Martin Heidegger, Gaston Bachelard, Henri Lefebvre, Jeff Malpas, Norberg Schultz, and Marshall Berman, challenged the space and place interpretations as to be still, non-dialectical and inert. Henri Lefebvre criticizes modern urban planning and argues that planners attempt to map space dividing and problem-solving through simplifying calculations and thus fail to grasp the whole complex concept of the human spatiality3. He describes planned societies as a result of technology and modernity. The result of instruments, and the result of production as a repetitive action. On the other hand, from the view of a modernist architect or planner like Le Corbusier, it is the result of considering the human as a recurring existence with a set of psycho-physical axioms that can be listed and defined by elites. Today, analogous cities and residential complexes are built all over the world. Technological instruments help humans overcome climate conditions, flatten the hills, heap the valleys, warm up the cold air and cool the warm air. And modernity, devoid of any culture or custom, makes cities deprived of cultural, ethnic, and traditional elements.

 

The individuals, each one now as one of the billions who cannot be identified from the rest, have to build a personality of their own self. They have to be followers of the new norms of human colonies, and as a civilized human being they must perform an acceptable steady role by wearing the social masks which are not for special occasions or rituals anymore, but are now part of a daily routine manifested in non-places of everyday life.

 

In such circumstances, the concept of self-reflection has also changed. As in social mirror theory, people are not able to perceive their own reflection without having other people’s interpretations of their own experiences. Here the reflection is that of the social scale; self-cognition is rooted in social feedbacks. But the reflection of modern human is not a reflection of his real self. This causes profound feeling of self-alienation and lack of identity.

 

In this situation, those who are tired of their fabricated personalities seek to shelter in heterotopias where they can, even temporarily, withdraw their social masks.

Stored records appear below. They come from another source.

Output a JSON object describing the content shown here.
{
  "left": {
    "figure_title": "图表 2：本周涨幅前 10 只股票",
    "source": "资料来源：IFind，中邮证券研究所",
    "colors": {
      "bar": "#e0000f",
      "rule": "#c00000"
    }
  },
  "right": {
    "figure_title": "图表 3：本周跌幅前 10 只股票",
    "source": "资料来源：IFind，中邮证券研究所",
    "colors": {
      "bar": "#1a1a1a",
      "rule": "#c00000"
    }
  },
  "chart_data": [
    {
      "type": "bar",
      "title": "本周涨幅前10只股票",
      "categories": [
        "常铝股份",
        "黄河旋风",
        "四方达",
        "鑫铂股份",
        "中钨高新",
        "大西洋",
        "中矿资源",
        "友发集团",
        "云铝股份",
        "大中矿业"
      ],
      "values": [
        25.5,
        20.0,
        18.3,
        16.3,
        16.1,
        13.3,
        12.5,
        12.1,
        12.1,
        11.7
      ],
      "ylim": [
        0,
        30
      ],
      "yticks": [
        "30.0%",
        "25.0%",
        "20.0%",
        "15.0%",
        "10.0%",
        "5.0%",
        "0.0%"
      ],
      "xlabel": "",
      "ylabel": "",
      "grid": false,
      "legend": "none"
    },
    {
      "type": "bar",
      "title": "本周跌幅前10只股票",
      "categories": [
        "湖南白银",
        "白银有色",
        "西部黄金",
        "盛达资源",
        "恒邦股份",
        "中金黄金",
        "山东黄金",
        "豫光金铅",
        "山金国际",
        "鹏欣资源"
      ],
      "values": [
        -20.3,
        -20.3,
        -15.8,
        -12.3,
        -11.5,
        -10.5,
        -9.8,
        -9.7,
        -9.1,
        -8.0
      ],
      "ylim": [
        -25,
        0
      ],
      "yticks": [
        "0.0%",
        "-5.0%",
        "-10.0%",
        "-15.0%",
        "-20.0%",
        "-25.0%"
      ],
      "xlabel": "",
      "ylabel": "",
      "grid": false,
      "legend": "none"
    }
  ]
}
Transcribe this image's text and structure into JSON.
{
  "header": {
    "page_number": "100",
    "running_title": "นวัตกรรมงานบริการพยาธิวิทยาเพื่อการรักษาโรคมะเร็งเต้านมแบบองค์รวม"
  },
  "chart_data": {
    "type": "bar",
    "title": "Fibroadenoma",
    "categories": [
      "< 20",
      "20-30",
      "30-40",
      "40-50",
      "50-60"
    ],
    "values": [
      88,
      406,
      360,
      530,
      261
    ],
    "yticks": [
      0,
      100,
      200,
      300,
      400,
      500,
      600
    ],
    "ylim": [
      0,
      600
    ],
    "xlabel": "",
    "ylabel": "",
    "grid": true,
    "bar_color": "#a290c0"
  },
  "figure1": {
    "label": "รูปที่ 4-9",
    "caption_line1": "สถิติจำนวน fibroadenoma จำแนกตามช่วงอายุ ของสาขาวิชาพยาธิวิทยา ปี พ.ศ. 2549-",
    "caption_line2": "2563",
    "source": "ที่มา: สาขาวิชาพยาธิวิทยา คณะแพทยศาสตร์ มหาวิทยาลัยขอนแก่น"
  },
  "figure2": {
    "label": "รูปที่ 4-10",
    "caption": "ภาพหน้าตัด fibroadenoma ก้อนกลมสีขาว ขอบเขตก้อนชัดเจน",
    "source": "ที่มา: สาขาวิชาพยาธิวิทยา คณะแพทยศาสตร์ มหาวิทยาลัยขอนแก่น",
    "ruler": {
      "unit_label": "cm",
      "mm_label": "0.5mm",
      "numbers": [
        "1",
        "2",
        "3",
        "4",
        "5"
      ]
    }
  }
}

Indeed, heterotopias are places emplaced among many other places. Outside these places, individuals demonstrate another image of themselves which is not in accordance with the common norms of each society. In these places, they don’t struggle anymore to achieve the common definition of acceptable individuals or successful persons in that society.

 

If heterotopia is an approximation of imaginary utopia in the real world, then to realize utopia it makes sense if we try to extend these individual other places to all places. To do so, we need to change our understanding of place and space and subsequently of our built environment. Since utopia is a place where desire matters, then humans should be regarded as independent rather than recurring beings. And since the identity manifests itself in place, and not in non-place, the existence of place and an independent human being is intertwined. In this phenomenological approach to human-space relation, the solutions will be obviously qualitative solutions. 


REFERENCES:

  1. Foucault, Michel, and Jay Miskowiec. “Of other spaces.” diacritics 16.1 (1986): 22-27.
  2. Harvey, David. Rebel cities: From the right to the city to the urban revolution. Verso books, 2012.
  3. Lefebvre, Henri, and Donald Nicholson-Smith. The production of space. Vol. 142. Blackwell: Oxford, 1991.